Dramatic words. But the Desk Sergeant was no longer among the living and didn't appreciate them. It took Gannett a long while to get over that. He slowly backed away. He made the big oak doors, still backing. He went down the stairs on legs as stiff as icicles.

He got back in his jeep and started up again. He knew there was something terribly wrong, but before he thought about it, he knew he had to have a drink. He pulled up in front of a saloon that had nice, cheery, glowing lights showing through the big front window. He got out of the jeep. He went through the swinging glass doors and straight to the bar.

"Scotch!"

Nobody answered. The barman behind the mahogany, facing him, didn't make a move. The barman had a dead cigarette between his cold colorless lips. The cigarette had a half inch of ash on it. The ash looked as though it was sculptured out of purple marble.

Gannett put both hands flat on the bar and swallowed hard. He twisted his head and looked over the shoulder of a customer on his left, who was leaning negligently on the bar with one elbow. There was a half-full bottle in front of the leaning man and it had an alert-looking horse's head stuck in the neck of it for a pouring spout.

"Excuse me, Mac," Gannett whispered.

The leaning man didn't twitch a muscle.

Gannett sucked in a deep breath. He reached. He got the bottle. He blinked stupidly at the bottle and then he put it down very carefully and took another breath and looked at a highball glass in front of the leaning man. The highball glass was empty and clean, but the leaning man's fingers were curled lightly and gracefully around it. They were nice fingers. White fingers. Fingers that looked as if they hadn't had to do any hard work lately. Slender, tapering, carefully manicured fingers.

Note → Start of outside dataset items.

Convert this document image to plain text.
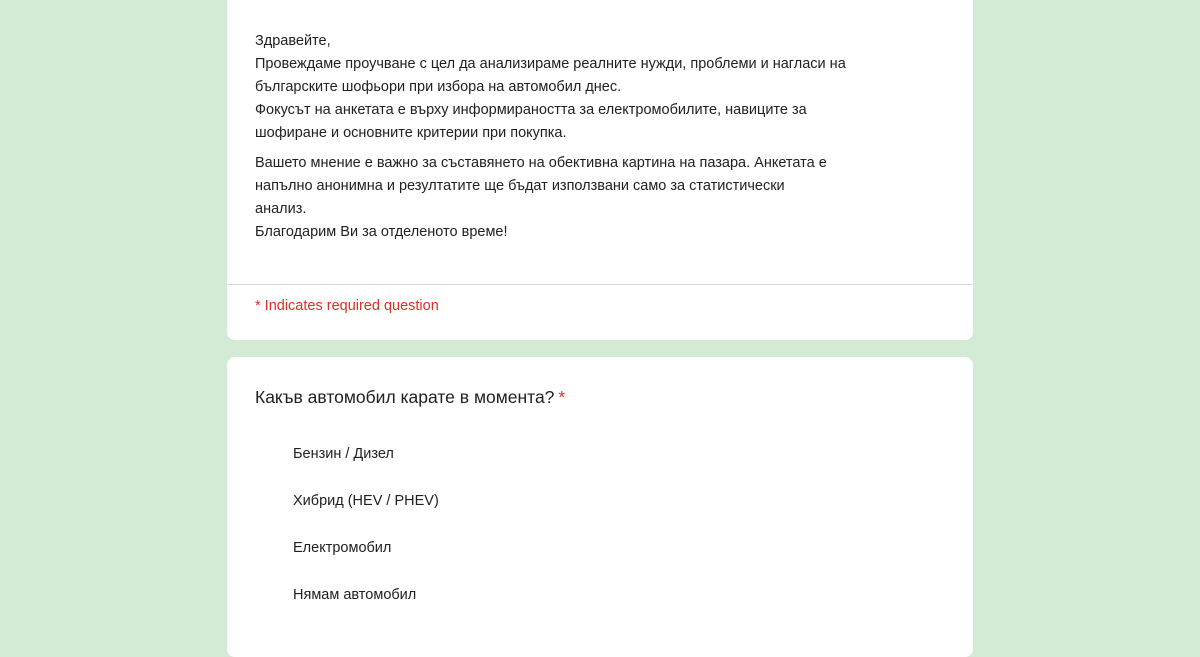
Здравейте,
Провеждаме проучване с цел да анализираме реалните нужди, проблеми и нагласи на
българските шофьори при избора на автомобил днес.
Фокусът на анкетата е върху информираността за електромобилите, навиците за
шофиране и основните критерии при покупка.

Вашето мнение е важно за съставянето на обективна картина на пазара. Анкетата е
напълно анонимна и резултатите ще бъдат използвани само за статистически
анализ.
Благодарим Ви за отделеното време!

* Indicates required question
Какъв автомобил карате в момента? *
Бензин / Дизел
Хибрид (HEV / PHEV)
Електромобил
Нямам автомобил
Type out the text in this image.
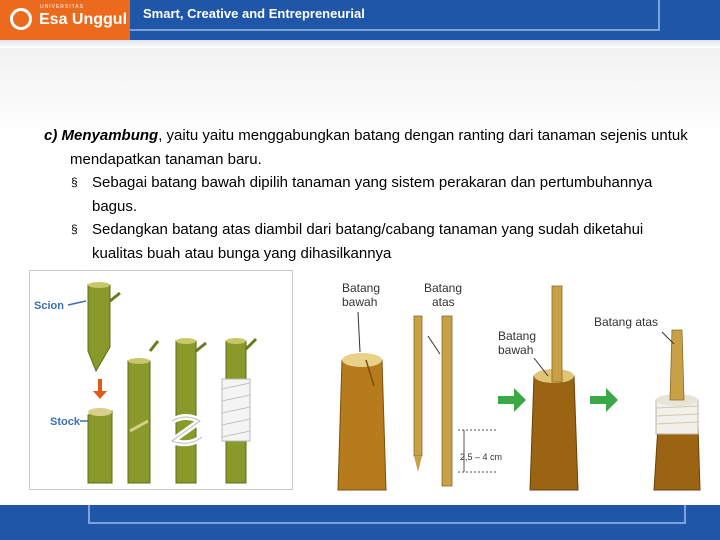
UNIVERSITAS
Esa Unggul Smart, Creative and Entrepreneurial

c) Menyambung, yaitu yaitu menggabungkan batang dengan ranting dari tanaman sejenis untuk mendapatkan tanaman baru.

§ Sebagai batang bawah dipilih tanaman yang sistem perakaran dan pertumbuhannya bagus.

§ Sedangkan batang atas diambil dari batang/cabang tanaman yang sudah diketahui kualitas buah atau bunga yang dihasilkannya

Scion
Stock
Batang
bawah
Batang
atas
Batang
bawah
Batang atas
2,5 – 4 cm
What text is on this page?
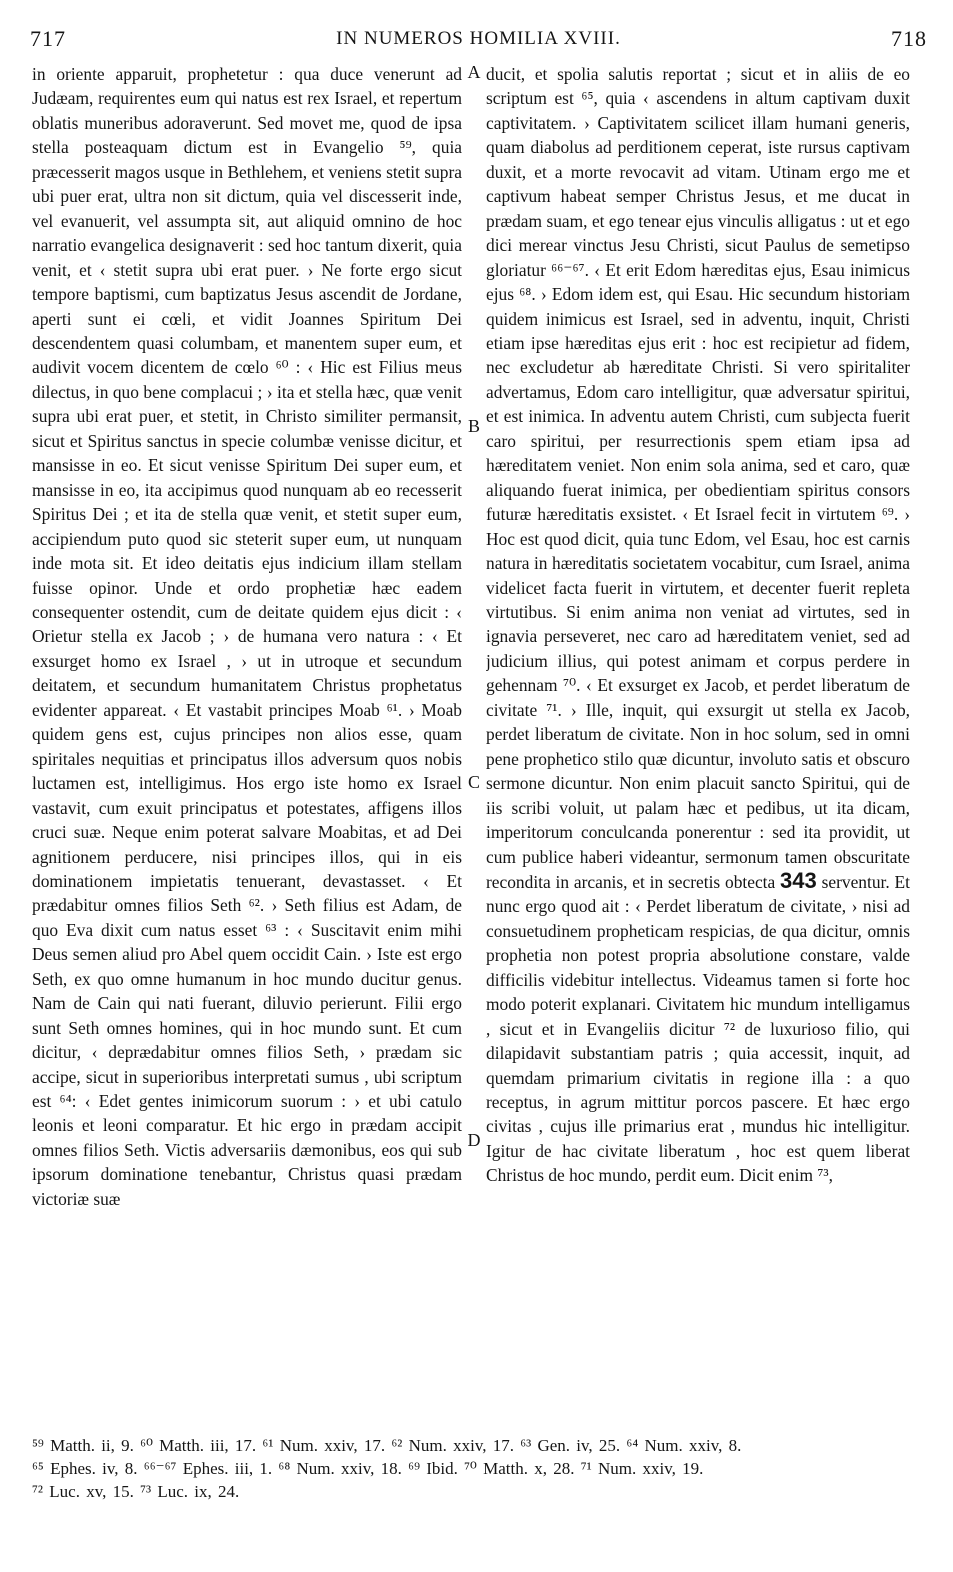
717	IN NUMEROS HOMILIA XVIII.	718
in oriente apparuit, prophetetur : qua duce venerunt ad Judæam, requirentes eum qui natus est rex Israel, et repertum oblatis muneribus adoraverunt. Sed movet me, quod de ipsa stella posteaquam dictum est in Evangelio ⁵⁹, quia præcesserit magos usque in Bethlehem, et veniens stetit supra ubi puer erat, ultra non sit dictum, quia vel discesserit inde, vel evanuerit, vel assumpta sit, aut aliquid omnino de hoc narratio evangelica designaverit : sed hoc tantum dixerit, quia venit, et ‹ stetit supra ubi erat puer. › Ne forte ergo sicut tempore baptismi, cum baptizatus Jesus ascendit de Jordane, aperti sunt ei cœli, et vidit Joannes Spiritum Dei descendentem quasi columbam, et manentem super eum, et audivit vocem dicentem de cœlo ⁶⁰ : ‹ Hic est Filius meus dilectus, in quo bene complacui ; › ita et stella hæc, quæ venit supra ubi erat puer, et stetit, in Christo similiter permansit, sicut et Spiritus sanctus in specie columbæ venisse dicitur, et mansisse in eo. Et sicut venisse Spiritum Dei super eum, et mansisse in eo, ita accipimus quod nunquam ab eo recesserit Spiritus Dei ; et ita de stella quæ venit, et stetit super eum, accipiendum puto quod sic steterit super eum, ut nunquam inde mota sit. Et ideo deitatis ejus indicium illam stellam fuisse opinor. Unde et ordo prophetiæ hæc eadem consequenter ostendit, cum de deitate quidem ejus dicit : ‹ Orietur stella ex Jacob ; › de humana vero natura : ‹ Et exsurget homo ex Israel , › ut in utroque et secundum deitatem, et secundum humanitatem Christus prophetatus evidenter appareat. ‹ Et vastabit principes Moab ⁶¹. › Moab quidem gens est, cujus principes non alios esse, quam spiritales nequitias et principatus illos adversum quos nobis luctamen est, intelligimus. Hos ergo iste homo ex Israel vastavit, cum exuit principatus et potestates, affigens illos cruci suæ. Neque enim poterat salvare Moabitas, et ad Dei agnitionem perducere, nisi principes illos, qui in eis dominationem impietatis tenuerant, devastasset. ‹ Et prædabitur omnes filios Seth ⁶². › Seth filius est Adam, de quo Eva dixit cum natus esset ⁶³ : ‹ Suscitavit enim mihi Deus semen aliud pro Abel quem occidit Cain. › Iste est ergo Seth, ex quo omne humanum in hoc mundo ducitur genus. Nam de Cain qui nati fuerant, diluvio perierunt. Filii ergo sunt Seth omnes homines, qui in hoc mundo sunt. Et cum dicitur, ‹ deprædabitur omnes filios Seth, › prædam sic accipe, sicut in superioribus interpretati sumus , ubi scriptum est ⁶⁴: ‹ Edet gentes inimicorum suorum : › et ubi catulo leonis et leoni comparatur. Et hic ergo in prædam accipit omnes filios Seth. Victis adversariis dæmonibus, eos qui sub ipsorum dominatione tenebantur, Christus quasi prædam victoriæ suæ
A
B
C
D
ducit, et spolia salutis reportat ; sicut et in aliis de eo scriptum est ⁶⁵, quia ‹ ascendens in altum captivam duxit captivitatem. › Captivitatem scilicet illam humani generis, quam diabolus ad perditionem ceperat, iste rursus captivam duxit, et a morte revocavit ad vitam. Utinam ergo me et captivum habeat semper Christus Jesus, et me ducat in prædam suam, et ego tenear ejus vinculis alligatus : ut et ego dici merear vinctus Jesu Christi, sicut Paulus de semetipso gloriatur ⁶⁶⁻⁶⁷. ‹ Et erit Edom hæreditas ejus, Esau inimicus ejus ⁶⁸. › Edom idem est, qui Esau. Hic secundum historiam quidem inimicus est Israel, sed in adventu, inquit, Christi etiam ipse hæreditas ejus erit : hoc est recipietur ad fidem, nec excludetur ab hæreditate Christi. Si vero spiritaliter advertamus, Edom caro intelligitur, quæ adversatur spiritui, et est inimica. In adventu autem Christi, cum subjecta fuerit caro spiritui, per resurrectionis spem etiam ipsa ad hæreditatem veniet. Non enim sola anima, sed et caro, quæ aliquando fuerat inimica, per obedientiam spiritus consors futuræ hæreditatis exsistet. ‹ Et Israel fecit in virtutem ⁶⁹. › Hoc est quod dicit, quia tunc Edom, vel Esau, hoc est carnis natura in hæreditatis societatem vocabitur, cum Israel, anima videlicet facta fuerit in virtutem, et decenter fuerit repleta virtutibus. Si enim anima non veniat ad virtutes, sed in ignavia perseveret, nec caro ad hæreditatem veniet, sed ad judicium illius, qui potest animam et corpus perdere in gehennam ⁷⁰. ‹ Et exsurget ex Jacob, et perdet liberatum de civitate ⁷¹. › Ille, inquit, qui exsurgit ut stella ex Jacob, perdet liberatum de civitate. Non in hoc solum, sed in omni pene prophetico stilo quæ dicuntur, involuto satis et obscuro sermone dicuntur. Non enim placuit sancto Spiritui, qui de iis scribi voluit, ut palam hæc et pedibus, ut ita dicam, imperitorum conculcanda ponerentur : sed ita providit, ut cum publice haberi videantur, sermonum tamen obscuritate recondita in arcanis, et in secretis obtecta 343 serventur. Et nunc ergo quod ait : ‹ Perdet liberatum de civitate, › nisi ad consuetudinem propheticam respicias, de qua dicitur, omnis prophetia non potest propria absolutione constare, valde difficilis videbitur intellectus. Videamus tamen si forte hoc modo poterit explanari. Civitatem hic mundum intelligamus , sicut et in Evangeliis dicitur ⁷² de luxurioso filio, qui dilapidavit substantiam patris ; quia accessit, inquit, ad quemdam primarium civitatis in regione illa : a quo receptus, in agrum mittitur porcos pascere. Et hæc ergo civitas , cujus ille primarius erat , mundus hic intelligitur. Igitur de hac civitate liberatum , hoc est quem liberat Christus de hoc mundo, perdit eum. Dicit enim ⁷³,
⁵⁹ Matth. ii, 9. ⁶⁰ Matth. iii, 17. ⁶¹ Num. xxiv, 17. ⁶² Num. xxiv, 17. ⁶³ Gen. iv, 25. ⁶⁴ Num. xxiv, 8.
⁶⁵ Ephes. iv, 8. ⁶⁶⁻⁶⁷ Ephes. iii, 1. ⁶⁸ Num. xxiv, 18. ⁶⁹ Ibid. ⁷⁰ Matth. x, 28. ⁷¹ Num. xxiv, 19.
⁷² Luc. xv, 15. ⁷³ Luc. ix, 24.
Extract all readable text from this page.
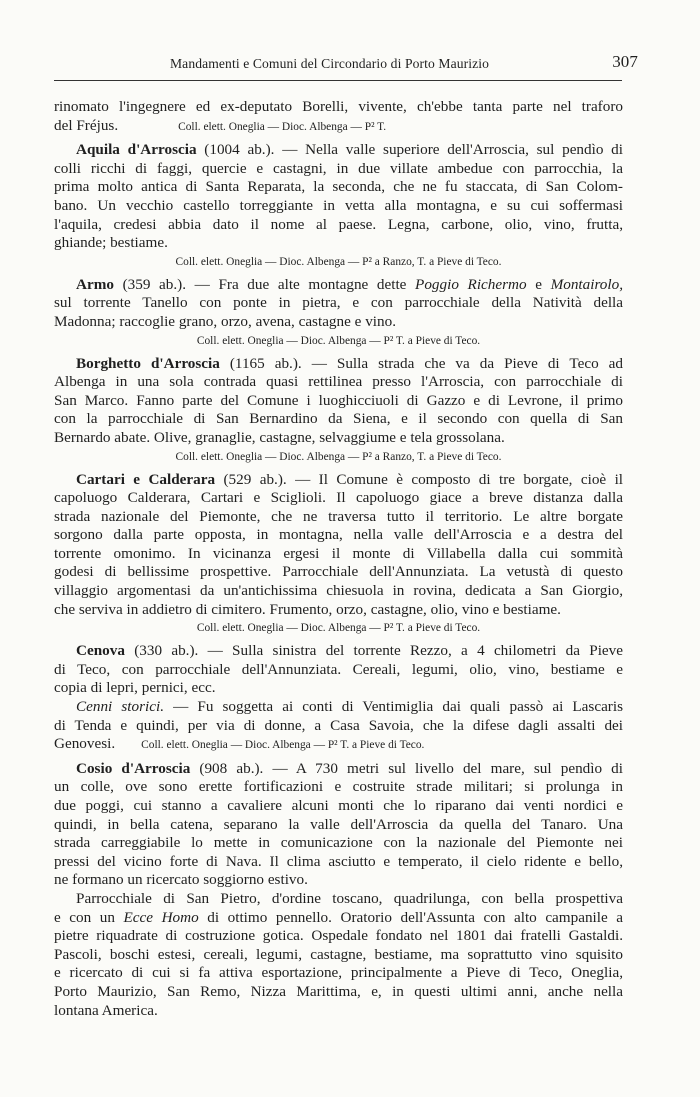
Mandamenti e Comuni del Circondario di Porto Maurizio	307

rinomato l'ingegnere ed ex-deputato Borelli, vivente, ch'ebbe tanta parte nel traforo
del Fréjus.	Coll. elett. Oneglia — Dioc. Albenga — P² T.

Aquila d'Arroscia (1004 ab.). — Nella valle superiore dell'Arroscia, sul pendìo di

colli ricchi di faggi, quercie e castagni, in due villate ambedue con parrocchia, la
prima molto antica di Santa Reparata, la seconda, che ne fu staccata, di San Colom-
bano. Un vecchio castello torreggiante in vetta alla montagna, e su cui soffermasi
l'aquila, credesi abbia dato il nome al paese. Legna, carbone, olio, vino, frutta,
ghiande; bestiame.
Coll. elett. Oneglia — Dioc. Albenga — P² a Ranzo, T. a Pieve di Teco.

Armo (359 ab.). — Fra due alte montagne dette Poggio Richermo e Montairolo,

sul torrente Tanello con ponte in pietra, e con parrocchiale della Natività della
Madonna; raccoglie grano, orzo, avena, castagne e vino.
Coll. elett. Oneglia — Dioc. Albenga — P² T. a Pieve di Teco.

Borghetto d'Arroscia (1165 ab.). — Sulla strada che va da Pieve di Teco ad

Albenga in una sola contrada quasi rettilinea presso l'Arroscia, con parrocchiale di
San Marco. Fanno parte del Comune i luoghicciuoli di Gazzo e di Levrone, il primo
con la parrocchiale di San Bernardino da Siena, e il secondo con quella di San
Bernardo abate. Olive, granaglie, castagne, selvaggiume e tela grossolana.
Coll. elett. Oneglia — Dioc. Albenga — P² a Ranzo, T. a Pieve di Teco.

Cartari e Calderara (529 ab.). — Il Comune è composto di tre borgate, cioè il

capoluogo Calderara, Cartari e Sciglioli. Il capoluogo giace a breve distanza dalla
strada nazionale del Piemonte, che ne traversa tutto il territorio. Le altre borgate
sorgono dalla parte opposta, in montagna, nella valle dell'Arroscia e a destra del
torrente omonimo. In vicinanza ergesi il monte di Villabella dalla cui sommità
godesi di bellissime prospettive. Parrocchiale dell'Annunziata. La vetustà di questo
villaggio argomentasi da un'antichissima chiesuola in rovina, dedicata a San Giorgio,
che serviva in addietro di cimitero. Frumento, orzo, castagne, olio, vino e bestiame.
Coll. elett. Oneglia — Dioc. Albenga — P² T. a Pieve di Teco.

Cenova (330 ab.). — Sulla sinistra del torrente Rezzo, a 4 chilometri da Pieve

di Teco, con parrocchiale dell'Annunziata. Cereali, legumi, olio, vino, bestiame e
copia di lepri, pernici, ecc.

Cenni storici. — Fu soggetta ai conti di Ventimiglia dai quali passò ai Lascaris

di Tenda e quindi, per via di donne, a Casa Savoia, che la difese dagli assalti dei
Genovesi. Coll. elett. Oneglia — Dioc. Albenga — P² T. a Pieve di Teco.

Cosio d'Arroscia (908 ab.). — A 730 metri sul livello del mare, sul pendìo di

un colle, ove sono erette fortificazioni e costruite strade militari; si prolunga in
due poggi, cui stanno a cavaliere alcuni monti che lo riparano dai venti nordici e
quindi, in bella catena, separano la valle dell'Arroscia da quella del Tanaro. Una
strada carreggiabile lo mette in comunicazione con la nazionale del Piemonte nei
pressi del vicino forte di Nava. Il clima asciutto e temperato, il cielo ridente e bello,
ne formano un ricercato soggiorno estivo.

Parrocchiale di San Pietro, d'ordine toscano, quadrilunga, con bella prospettiva

e con un Ecce Homo di ottimo pennello. Oratorio dell'Assunta con alto campanile a
pietre riquadrate di costruzione gotica. Ospedale fondato nel 1801 dai fratelli Gastaldi.
Pascoli, boschi estesi, cereali, legumi, castagne, bestiame, ma soprattutto vino squisito
e ricercato di cui si fa attiva esportazione, principalmente a Pieve di Teco, Oneglia,
Porto Maurizio, San Remo, Nizza Marittima, e, in questi ultimi anni, anche nella
lontana America.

Gannett swore softly. He yanked the horse's head out and then poked the bottle into his mouth and tilted it up. He held it until there wasn't anything left but the very glass it was made of plus the bright little paper label. His throat burned. He coughed. He banged the empty bottle down on the bartop and coughed again—hard.

The leaning man stirred, seemed to turn slowly, stiffly, in a half arc that put him face to face with Gannett. Then he went down backward and all in one piece, like a tall tree on top of a hill on a very still night.